Their attorney, Brian Vicente, said he plans to file a lawsuit on their
behalf on grounds that the couple’s property should have been returned
undamaged.

“It was kind of surreal,” said Vicente, who inventoried the material as
it was given back to the couple. “There were 50 different bags with
paperwork, some labeled ‘live’ marijuana plants. We opened them all, and
they were dead.”

Fort Collins police spokeswoman Rita Davis said the department did not
have a responsibility to care for the plants because the couple did not
have proper documentation under the state’s medical marijuana
constitutional amendment, which was approved by voters in 2000.

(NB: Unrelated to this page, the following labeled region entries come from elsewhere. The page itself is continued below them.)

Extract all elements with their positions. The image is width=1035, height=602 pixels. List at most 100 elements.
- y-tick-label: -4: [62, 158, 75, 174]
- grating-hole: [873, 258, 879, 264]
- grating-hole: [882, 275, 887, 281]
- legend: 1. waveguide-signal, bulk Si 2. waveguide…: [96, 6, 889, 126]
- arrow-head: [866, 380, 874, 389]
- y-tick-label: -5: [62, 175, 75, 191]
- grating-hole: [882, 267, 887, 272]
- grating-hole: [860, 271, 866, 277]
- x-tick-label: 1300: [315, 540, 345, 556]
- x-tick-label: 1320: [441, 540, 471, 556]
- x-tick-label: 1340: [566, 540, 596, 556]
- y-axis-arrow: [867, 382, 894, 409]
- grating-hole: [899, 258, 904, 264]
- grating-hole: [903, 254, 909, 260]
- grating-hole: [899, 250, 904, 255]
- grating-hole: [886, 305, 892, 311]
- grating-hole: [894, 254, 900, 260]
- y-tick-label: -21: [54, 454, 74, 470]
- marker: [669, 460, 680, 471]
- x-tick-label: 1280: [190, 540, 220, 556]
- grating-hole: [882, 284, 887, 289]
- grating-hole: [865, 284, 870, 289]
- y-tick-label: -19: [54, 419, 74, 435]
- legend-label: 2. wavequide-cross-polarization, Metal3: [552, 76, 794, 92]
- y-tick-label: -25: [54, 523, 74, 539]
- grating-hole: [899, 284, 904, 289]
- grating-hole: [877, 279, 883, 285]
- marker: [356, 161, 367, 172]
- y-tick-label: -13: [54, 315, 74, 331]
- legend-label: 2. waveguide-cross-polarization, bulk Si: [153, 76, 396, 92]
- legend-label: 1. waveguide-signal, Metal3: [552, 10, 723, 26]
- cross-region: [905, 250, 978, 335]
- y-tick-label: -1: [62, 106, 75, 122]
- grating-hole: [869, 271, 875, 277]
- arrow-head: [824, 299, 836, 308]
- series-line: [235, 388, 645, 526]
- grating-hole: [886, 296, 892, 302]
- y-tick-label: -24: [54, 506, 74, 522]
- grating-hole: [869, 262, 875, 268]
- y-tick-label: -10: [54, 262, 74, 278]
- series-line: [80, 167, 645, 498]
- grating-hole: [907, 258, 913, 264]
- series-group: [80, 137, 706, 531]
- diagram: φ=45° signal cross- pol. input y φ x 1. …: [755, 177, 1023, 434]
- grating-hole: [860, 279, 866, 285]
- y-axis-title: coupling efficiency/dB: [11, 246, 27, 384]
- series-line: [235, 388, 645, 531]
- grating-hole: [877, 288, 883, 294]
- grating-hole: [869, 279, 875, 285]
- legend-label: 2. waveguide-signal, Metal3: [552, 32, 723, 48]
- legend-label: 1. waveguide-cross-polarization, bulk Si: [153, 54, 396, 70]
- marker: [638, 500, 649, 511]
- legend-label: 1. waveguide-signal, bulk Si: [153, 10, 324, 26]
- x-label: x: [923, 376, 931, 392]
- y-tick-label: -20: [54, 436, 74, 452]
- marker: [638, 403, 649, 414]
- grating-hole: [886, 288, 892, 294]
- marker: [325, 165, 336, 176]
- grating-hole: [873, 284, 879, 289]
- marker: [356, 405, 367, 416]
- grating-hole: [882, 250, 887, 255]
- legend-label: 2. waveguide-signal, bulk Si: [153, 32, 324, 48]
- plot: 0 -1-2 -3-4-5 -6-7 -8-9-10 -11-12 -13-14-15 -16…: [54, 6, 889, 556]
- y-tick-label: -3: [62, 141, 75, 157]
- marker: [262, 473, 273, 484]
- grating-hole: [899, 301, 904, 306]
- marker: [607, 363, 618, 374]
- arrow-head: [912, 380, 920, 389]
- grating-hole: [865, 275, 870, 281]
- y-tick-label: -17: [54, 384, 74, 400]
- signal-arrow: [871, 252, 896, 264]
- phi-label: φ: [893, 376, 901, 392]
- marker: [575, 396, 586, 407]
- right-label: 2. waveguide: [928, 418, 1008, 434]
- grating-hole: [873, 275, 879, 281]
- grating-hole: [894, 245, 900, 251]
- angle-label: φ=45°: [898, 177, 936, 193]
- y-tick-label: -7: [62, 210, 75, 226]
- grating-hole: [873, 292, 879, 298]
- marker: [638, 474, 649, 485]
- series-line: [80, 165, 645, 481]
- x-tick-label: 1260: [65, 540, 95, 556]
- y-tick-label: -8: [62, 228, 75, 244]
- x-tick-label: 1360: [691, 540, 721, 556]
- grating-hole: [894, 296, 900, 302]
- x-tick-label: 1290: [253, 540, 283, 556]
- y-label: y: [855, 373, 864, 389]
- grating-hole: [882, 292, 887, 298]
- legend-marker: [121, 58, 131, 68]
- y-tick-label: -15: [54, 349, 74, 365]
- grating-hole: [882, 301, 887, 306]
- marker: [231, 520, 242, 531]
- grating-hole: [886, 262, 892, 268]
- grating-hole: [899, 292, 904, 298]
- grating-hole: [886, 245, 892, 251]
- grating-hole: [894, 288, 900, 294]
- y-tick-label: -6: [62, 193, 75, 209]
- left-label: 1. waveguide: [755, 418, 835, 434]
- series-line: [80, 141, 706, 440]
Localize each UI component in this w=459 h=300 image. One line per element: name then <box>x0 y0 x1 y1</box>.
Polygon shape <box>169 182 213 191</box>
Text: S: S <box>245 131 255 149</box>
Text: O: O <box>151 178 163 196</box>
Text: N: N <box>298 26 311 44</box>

She said because there was no paperwork identifying the couple as
medical marijuana patients or medical marijuana providers, the case was
treated as a regular drug case.

“It would have been handled differently” if they had the proper
paperwork, Davis said.

While the couple did not have documentation at the time of the raid,
District Court Judge James Hiatt ruled the couple met the definition of
caregivers under the law.

Vicente said Jim and Lisa Masters proved they were providing marijuana
to several licensed medical marijuana patients.

“This is a great victory for medical marijuana patients,” James Masters
said in a statement. “While I am disappointed by the condition of the
plants, it is a relief to have them returned. I just hope other patients
won’t have to suffer as I have.”

Garfield County Sheriff Lou Vallario is among several law-enforcement
officials who have criticized the law, saying it compels police to grow
the illegal plant to prove a case. In November 2005, prosecutors dropped
a case after deputies destroyed 130 plants seized at an apartment.
Officials submitted photos and cuttings of the plant, but a judge said
the actual living plants had to be presented as evidence.